41 drag artists perform for Tennessee at Chicago Loves Drag!

By Zoë Takaki, Staff Reporter

Drag performer, Utica, performs for the packed house at the Metro at 3730 N Clark St. on Friday night, April 14, 2023. Utica, real name Ethan David Mundt is best known for competing on season 13 of Rupaul’s Drag Race. Sam Tucker

More than 40 drag artists graced the Metro stage Friday for the Chicago Loves Drag benefit, raising money for the trans and drag community in Tennessee and other places.

The program benefited the American Civil Liberties Union of Tennessee, Trans Formations Project, Tennessee Equality Project and Life is Work.

The sold-out show had the event floor packed, with audience members wearing sequins, hip-length wigs and platform heels.

With so many performers, each one went up right after another with only a 25- second break between each performance to pick up the dozens of dollars that decorated the floor.

Drag queens and kings gave sensual strip teases, physical comedy acts and acrobatic dance performances that kept the audience wooing and wagging their fingers all night.

Jey McCreight, an audience member, noted the wide array of acts being performed.

“The diversity of the different acts — there are just so many different types of drag,” they said. “It really showcases the talent that we have here in Chicago.”

The show was in response to the anti-drag and anti-trans bills making their way through America, highlighting recently passed anti-trans and anti-drag bills in Tennessee.

“There’s a lot of bullshit going on in this world right now,” said iconic Chicago drag queen and organizer of the show Lucy Stoole. “Not just in Tennessee, not just in fucking Florida, not just in fucking Missouri, everywhere you can think of.”

McCreight, a trans-masculine person said “having Chicago turn out to just come support people like me is really important.”

Drag queen Alexia Noelle Paris, a Nashville-based show headliner who did cartwheels and the splits across the stage, said the past few months have caused a mixture of emotions.

“I’ve got to experience some amazing opportunities, from tonight, to touring with artists like Orville Peck or performing with Maren Morris,” she said “But then I always remember that this is kind of coming from something negative.”

Paris said anti-drag protestors have come to clubs she has performed at in Nashville. Since the anti-drag bill was passed, the clubs have had to make their shows 18 and up.

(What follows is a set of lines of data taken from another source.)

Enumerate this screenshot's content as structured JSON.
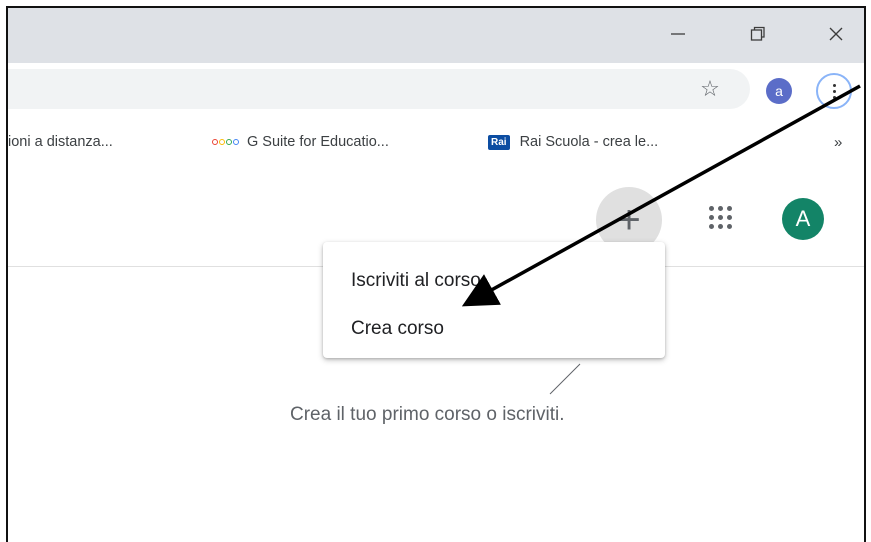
{
  "window": {
    "minimize_icon": "minimize-icon",
    "maximize_icon": "restore-icon",
    "close_icon": "close-icon"
  },
  "toolbar": {
    "bookmark_icon": "star-icon",
    "profile_initial": "a",
    "menu_icon": "three-dots-icon"
  },
  "bookmarks": [
    {
      "label": "ioni a distanza..."
    },
    {
      "label": "G Suite for Educatio...",
      "icon": "gsuite-icon"
    },
    {
      "label": "Rai Scuola - crea le...",
      "icon_text": "Rai"
    }
  ],
  "bookmarks_overflow": "»",
  "appbar": {
    "add_icon": "+",
    "apps_icon": "apps-grid-icon",
    "account_initial": "A"
  },
  "menu": {
    "items": [
      {
        "label": "Iscriviti al corso"
      },
      {
        "label": "Crea corso"
      }
    ]
  },
  "empty_state": {
    "message": "Crea il tuo primo corso o iscriviti."
  },
  "colors": {
    "titlebar": "#dee1e6",
    "profile": "#5b6dc8",
    "avatar": "#138467",
    "rai": "#0c4da2"
  }
}
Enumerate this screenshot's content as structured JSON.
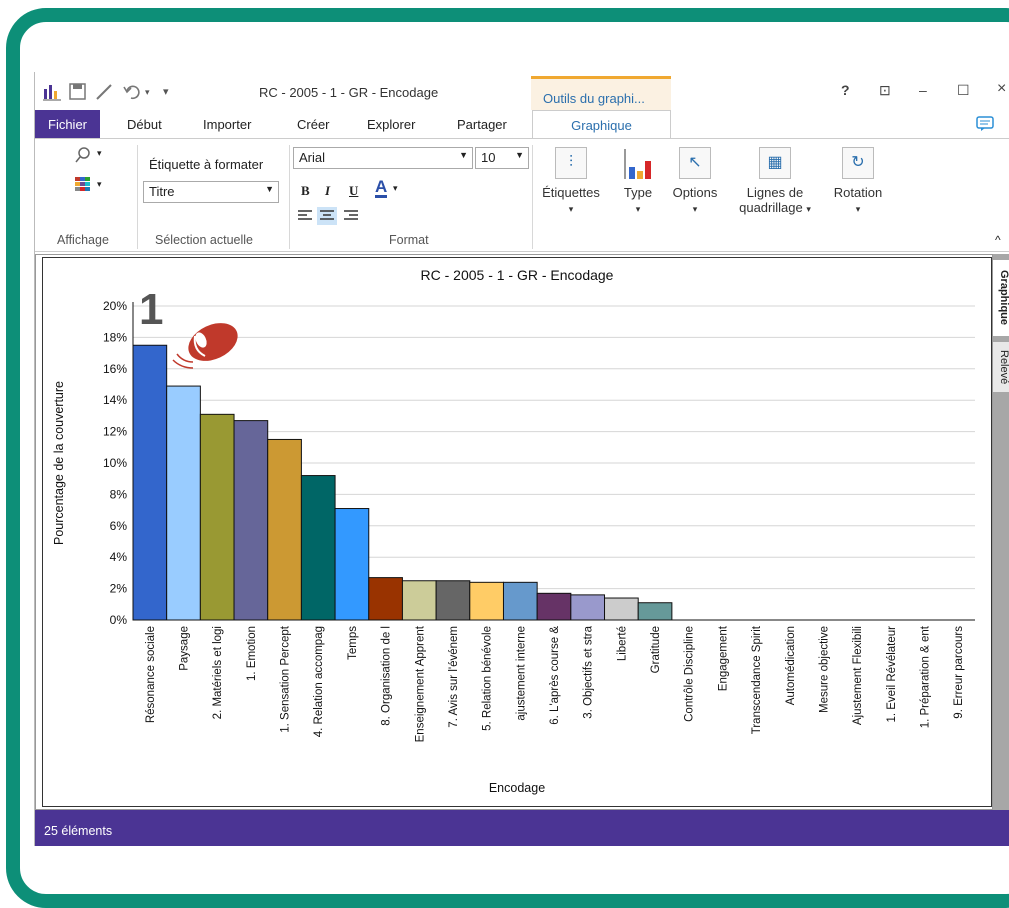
{
  "window": {
    "title": "RC - 2005 - 1 - GR - Encodage",
    "context_tab": "Outils du graphi...",
    "help": "?",
    "restore": "⊡",
    "minimize": "–",
    "maximize": "☐",
    "close": "×"
  },
  "tabs": [
    "Fichier",
    "Début",
    "Importer",
    "Créer",
    "Explorer",
    "Partager",
    "Graphique"
  ],
  "ribbon": {
    "affichage_label": "Affichage",
    "selection_label": "Sélection actuelle",
    "format_label": "Format",
    "etiquette_a_formater": "Étiquette à formater",
    "titre_select": "Titre",
    "font_name": "Arial",
    "font_size": "10",
    "bold": "B",
    "italic": "I",
    "underline": "U",
    "font_color": "A",
    "buttons": {
      "etiquettes": "Étiquettes",
      "type": "Type",
      "options": "Options",
      "lignes_1": "Lignes de",
      "lignes_2": "quadrillage",
      "rotation": "Rotation"
    },
    "collapse": "^"
  },
  "side_tabs": [
    "Graphique",
    "Relevé"
  ],
  "annotation_number": "1",
  "status_text": "25 éléments",
  "colors": {
    "frame": "#0d8f78",
    "purple": "#4b3494",
    "mouse_red": "#c0392b"
  },
  "chart_data": {
    "type": "bar",
    "title": "RC - 2005 - 1 - GR - Encodage",
    "xlabel": "Encodage",
    "ylabel": "Pourcentage de la couverture",
    "ylim": [
      0,
      20
    ],
    "yticks": [
      "0%",
      "2%",
      "4%",
      "6%",
      "8%",
      "10%",
      "12%",
      "14%",
      "16%",
      "18%",
      "20%"
    ],
    "grid": true,
    "categories": [
      "Résonance sociale",
      "Paysage",
      "2. Matériels et logi",
      "1. Emotion",
      "1. Sensation Percept",
      "4. Relation accompag",
      "Temps",
      "8. Organisation de l",
      "Enseignement Apprent",
      "7. Avis sur l'événem",
      "5. Relation bénévole",
      "ajustement interne",
      "6. L'après course &",
      "3. Objectifs et stra",
      "Liberté",
      "Gratitude",
      "Contrôle Discipline",
      "Engagement",
      "Transcendance Spirit",
      "Automédication",
      "Mesure objective",
      "Ajustement Flexibili",
      "1. Eveil Révélateur",
      "1. Préparation & ent",
      "9. Erreur parcours"
    ],
    "values": [
      17.5,
      14.9,
      13.1,
      12.7,
      11.5,
      9.2,
      7.1,
      2.7,
      2.5,
      2.5,
      2.4,
      2.4,
      1.7,
      1.6,
      1.4,
      1.1,
      0,
      0,
      0,
      0,
      0,
      0,
      0,
      0,
      0
    ],
    "bar_colors": [
      "#3366cc",
      "#99ccff",
      "#999933",
      "#666699",
      "#cc9933",
      "#006666",
      "#3399ff",
      "#993300",
      "#cccc99",
      "#666666",
      "#ffcc66",
      "#6699cc",
      "#663366",
      "#9999cc",
      "#cccccc",
      "#669999",
      "#cccc66",
      "#cc6600",
      "#9999ff",
      "#006600",
      "#cc3300",
      "#333399",
      "#999999",
      "#99cc00",
      "#ff9900"
    ]
  }
}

“It seemed as if the protesters — or actually the Neo-Nazis — kind of stopped coming once we changed it to 18 and up, for the most part,” she said.

Paris said it’s been frightening being a drag queen in Tennessee.

“When you’re masked and you have guns, it’s intimidating. And that’s what they want to do, and sometimes it works,” she said.

Paris said drag queens in Tennessee will fight the legislation.

“I’m not concerned that in Nashville, drag will die,” she said.

Stoole said the event was hoping to bring in $20,000.

Other events across the city have been created in response to anti-LGBTQ+ legislation.

Dougie DeVille, a fourth year cinema and television arts major, said they feel scared as a queer, gender non-conforming person who does drag.

“Some days, it’s like a pit in my stomach,” DeVille said.

DeVille said they put on monthly drag cabaret parties with Edgar “Cléo” Flores and Magdalena Pogue, fourth year theater directing majors. The show is called ArtHaus Vigil presents Diva Night and is done in response to the Club Q shooting and anti-LGBTQ+ legislation being proposed.

“With all the legislation and terrorism that’s been happening, it’s like ‘okay, this is what we’re about,’” she said.

Stoole took a moment to encourage action and mobilization.

“We are fucking powerful,” she said. “And we’re even more powerful when we mobilize and we work together as a community, and this is what we have done here tonight.”